On Tuesday, the CRTC announced that starting September 1, foreign streaming services will be mandated to pay five percent of their annual Canadian revenues to a fund to support local TV and radio news, indigenous and French-language content and content from diverse creators. .

The federal broadcast regulator expects this to generate about $200 million annually for Canada’s broadcast system.

The legislation is intended to level the regulatory playing field between tech giants and cable companies as they compete for views – and sometimes broadcast the same content, such as sporting events or live shows.

But one expert believes it’s consumers who could ultimately make up the difference.

“(The CRTC) always said it was about making web giants pay,” Michael Geist, a law professor at the University of Ottawa, told CityNews.

“But from a consumer perspective, the word ‘consumer’ remarkably does not even appear in a 44-page decision. Because at the end of the day, I think it’s the consumers who are going to foot the bill for all the millions this is expected to generate,” he added.

Geist said that in addition to the potential price increases for video streaming services, some major platforms could also scale back their current investments in Canada.

“These companies promote Canadian content, they help discover new Canadian programming, and yet the CRTC, at least for now, has factored all of these contributions into what they have to pay.”

“There is no news (content) on Netflix, there is no news on Disney, and yet they are expected to help fund the news industry,” he said.

In audio streaming, Geist suggests it’s conceivable that companies like Spotify will either exit the Canadian market entirely — which the audio streaming leader has already done in some countries — or pass on the extra costs to consumers.

“That’s already a sector with very small margins,” he said.

Geist claimed that another area of ​​CRTC scrutiny he believes is the substantial investments already made by streaming giants in Canada.

“We’ve seen record spending on film and television production in Canada in recent years… and foreign streamers are a big part of that story,” he said.

‘But if they don’t get real credit for those expenses, they are now being told that you now have to put in extra money on top of that investment. It’s likely they’ll say, ‘Listen, this is an excessive cost to us.’”

Geist also believes that one of the reasons behind requesting these payments is to imply an urgency or emergency in funding CanCon-based programming.

“The data tells us this is not the case,” he said.

Another concern Geist expresses about the bill is the lack of clarity about the current contributions of these companies.

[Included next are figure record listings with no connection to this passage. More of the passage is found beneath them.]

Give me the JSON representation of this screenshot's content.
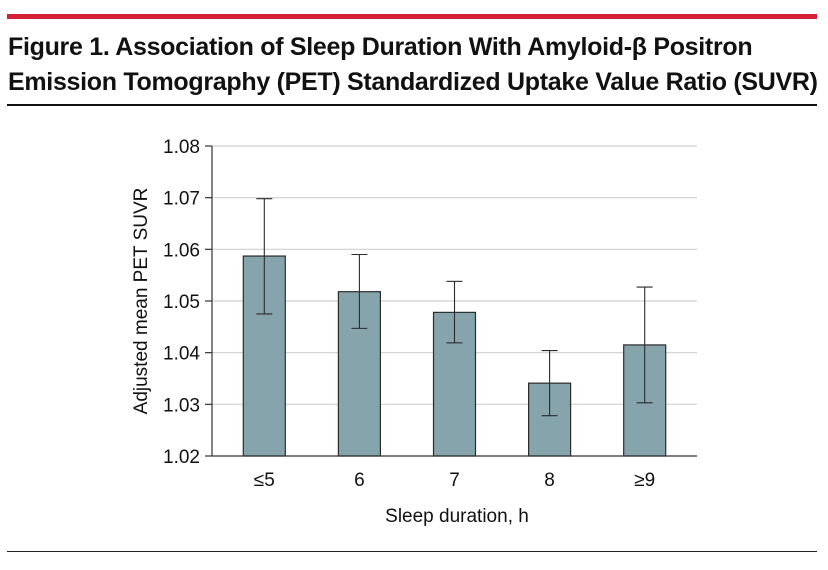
{
  "figure": {
    "title_line1": "Figure 1. Association of Sleep Duration With Amyloid-β Positron",
    "title_line2": "Emission Tomography (PET) Standardized Uptake Value Ratio (SUVR)"
  },
  "colors": {
    "accent_rule": "#d41f36",
    "bar_fill": "#86a4ab",
    "bar_stroke": "#2b2b2b",
    "grid": "#d0d0d0",
    "axis": "#333333"
  },
  "chart_data": {
    "type": "bar",
    "title": "Association of Sleep Duration With Amyloid-β Positron Emission Tomography (PET) Standardized Uptake Value Ratio (SUVR)",
    "xlabel": "Sleep duration, h",
    "ylabel": "Adjusted mean PET SUVR",
    "categories": [
      "≤5",
      "6",
      "7",
      "8",
      "≥9"
    ],
    "values": [
      1.0587,
      1.0518,
      1.0478,
      1.0341,
      1.0415
    ],
    "error_low": [
      1.0475,
      1.0447,
      1.0419,
      1.0278,
      1.0303
    ],
    "error_high": [
      1.0698,
      1.059,
      1.0538,
      1.0404,
      1.0527
    ],
    "ylim": [
      1.02,
      1.08
    ],
    "yticks": [
      1.02,
      1.03,
      1.04,
      1.05,
      1.06,
      1.07,
      1.08
    ],
    "ytick_labels": [
      "1.02",
      "1.03",
      "1.04",
      "1.05",
      "1.06",
      "1.07",
      "1.08"
    ],
    "grid": true,
    "legend": "none"
  }
}
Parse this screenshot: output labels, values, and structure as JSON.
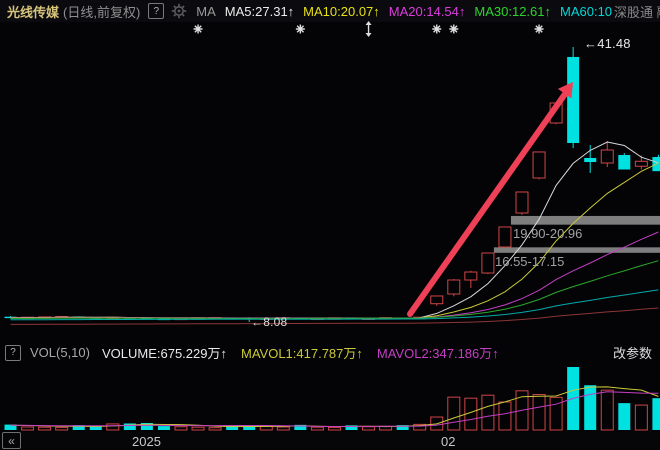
{
  "header": {
    "stock_name": "光线传媒",
    "mode": "(日线,前复权)",
    "help_icon": "?",
    "ma_label": "MA",
    "ma_items": [
      {
        "label": "MA5:27.31",
        "arrow": "↑",
        "color": "#ececec"
      },
      {
        "label": "MA10:20.07",
        "arrow": "↑",
        "color": "#e6e112"
      },
      {
        "label": "MA20:14.54",
        "arrow": "↑",
        "color": "#dd3cdd"
      },
      {
        "label": "MA30:12.61",
        "arrow": "↑",
        "color": "#2bd52b"
      },
      {
        "label": "MA60:10",
        "arrow": "",
        "color": "#00d8d8"
      }
    ],
    "right_text": "深股通 融"
  },
  "volume_header": {
    "help_icon": "?",
    "vol_label": "VOL(5,10)",
    "volume": "VOLUME:675.229万",
    "volume_arrow": "↑",
    "mavol1": "MAVOL1:417.787万",
    "mavol1_arrow": "↑",
    "mavol2": "MAVOL2:347.186万",
    "mavol2_arrow": "↑",
    "change_params": "改参数"
  },
  "x_axis": {
    "collapse_icon": "«",
    "labels": [
      {
        "text": "2025",
        "index": 8
      },
      {
        "text": "02",
        "index": 26
      }
    ]
  },
  "chart_data": {
    "type": "candlestick+volume",
    "title": "光线传媒 日线(前复权)",
    "colors": {
      "up": "#cf4545",
      "down": "#00e1e1",
      "arrow": "#ee4157",
      "gap_band": "#7e7e7e",
      "marker": "#dedede",
      "mavol1": "#caca38",
      "mavol2": "#c43fc4"
    },
    "high_label": {
      "value": 41.48,
      "text": "←41.48",
      "index": 33
    },
    "low_label": {
      "value": 8.08,
      "text": "←8.08",
      "index": 14
    },
    "gaps": [
      {
        "from": 19.9,
        "to": 20.96,
        "label": "19.90-20.96",
        "start_index": 29
      },
      {
        "from": 16.55,
        "to": 17.15,
        "label": "16.55-17.15",
        "start_index": 28
      }
    ],
    "event_markers": [
      {
        "index": 11,
        "type": "star"
      },
      {
        "index": 17,
        "type": "star"
      },
      {
        "index": 21,
        "type": "updown"
      },
      {
        "index": 25,
        "type": "star"
      },
      {
        "index": 26,
        "type": "star"
      },
      {
        "index": 31,
        "type": "star"
      }
    ],
    "ma_lines": [
      {
        "period": 5,
        "color": "#d8d8d8",
        "seed": 8.6
      },
      {
        "period": 10,
        "color": "#caca38",
        "seed": 8.6
      },
      {
        "period": 20,
        "color": "#c43fc4",
        "seed": 8.55
      },
      {
        "period": 30,
        "color": "#2aa82a",
        "seed": 8.5
      },
      {
        "period": 60,
        "color": "#00aaaa",
        "seed": 8.35
      },
      {
        "period": 120,
        "color": "#8b3535",
        "seed": 7.78
      }
    ],
    "mavol_lines": [
      {
        "period": 5,
        "color": "#caca38",
        "seed": 50
      },
      {
        "period": 10,
        "color": "#c43fc4",
        "seed": 50
      }
    ],
    "candles": [
      [
        8.72,
        8.8,
        8.55,
        8.6,
        58
      ],
      [
        8.6,
        8.7,
        8.56,
        8.66,
        32
      ],
      [
        8.66,
        8.74,
        8.62,
        8.7,
        30
      ],
      [
        8.7,
        8.77,
        8.66,
        8.74,
        28
      ],
      [
        8.74,
        8.76,
        8.6,
        8.64,
        52
      ],
      [
        8.64,
        8.68,
        8.5,
        8.55,
        45
      ],
      [
        8.55,
        8.68,
        8.52,
        8.64,
        65
      ],
      [
        8.64,
        8.66,
        8.52,
        8.56,
        70
      ],
      [
        8.56,
        8.6,
        8.44,
        8.48,
        75
      ],
      [
        8.48,
        8.55,
        8.42,
        8.46,
        42
      ],
      [
        8.46,
        8.58,
        8.44,
        8.54,
        35
      ],
      [
        8.54,
        8.62,
        8.5,
        8.59,
        30
      ],
      [
        8.59,
        8.64,
        8.55,
        8.62,
        25
      ],
      [
        8.62,
        8.64,
        8.48,
        8.52,
        48
      ],
      [
        8.62,
        8.66,
        8.08,
        8.45,
        50
      ],
      [
        8.45,
        8.6,
        8.42,
        8.56,
        38
      ],
      [
        8.56,
        8.64,
        8.52,
        8.61,
        32
      ],
      [
        8.61,
        8.63,
        8.45,
        8.5,
        55
      ],
      [
        8.5,
        8.58,
        8.46,
        8.55,
        30
      ],
      [
        8.55,
        8.62,
        8.51,
        8.59,
        28
      ],
      [
        8.59,
        8.61,
        8.46,
        8.51,
        50
      ],
      [
        8.51,
        8.59,
        8.48,
        8.56,
        35
      ],
      [
        8.56,
        8.64,
        8.52,
        8.61,
        40
      ],
      [
        8.61,
        8.63,
        8.49,
        8.53,
        52
      ],
      [
        8.53,
        8.7,
        8.5,
        8.66,
        60
      ],
      [
        10.3,
        11.3,
        10.05,
        11.24,
        139
      ],
      [
        11.48,
        13.3,
        11.2,
        13.18,
        352
      ],
      [
        13.18,
        14.3,
        12.21,
        14.15,
        341
      ],
      [
        14.03,
        16.5,
        13.9,
        16.46,
        373
      ],
      [
        17.19,
        19.65,
        17.05,
        19.62,
        300
      ],
      [
        21.32,
        23.95,
        21.1,
        23.87,
        420
      ],
      [
        25.57,
        28.8,
        25.4,
        28.73,
        380
      ],
      [
        32.25,
        34.75,
        32.1,
        34.68,
        350
      ],
      [
        40.27,
        41.48,
        29.2,
        29.82,
        675.229
      ],
      [
        28.0,
        29.58,
        26.18,
        27.51,
        480
      ],
      [
        27.39,
        30.06,
        26.9,
        28.97,
        427
      ],
      [
        28.36,
        28.6,
        26.7,
        26.6,
        288
      ],
      [
        27.0,
        28.3,
        26.6,
        27.6,
        267
      ],
      [
        28.12,
        28.4,
        26.6,
        26.4,
        341
      ]
    ]
  }
}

Noting that the CRTC is reportedly not currently collecting these figures.

“I don’t think anyone would dispute the idea that these companies should pay their fair share,” he said. “If one believes there needs to be a bigger contribution, then the obvious way is the way every other company should do it – and that is through our tax system,” he said.

“It’s a micromanagement of a sector that seems less interested in what commercial success looks like and more interested in lobbying for more regulation.”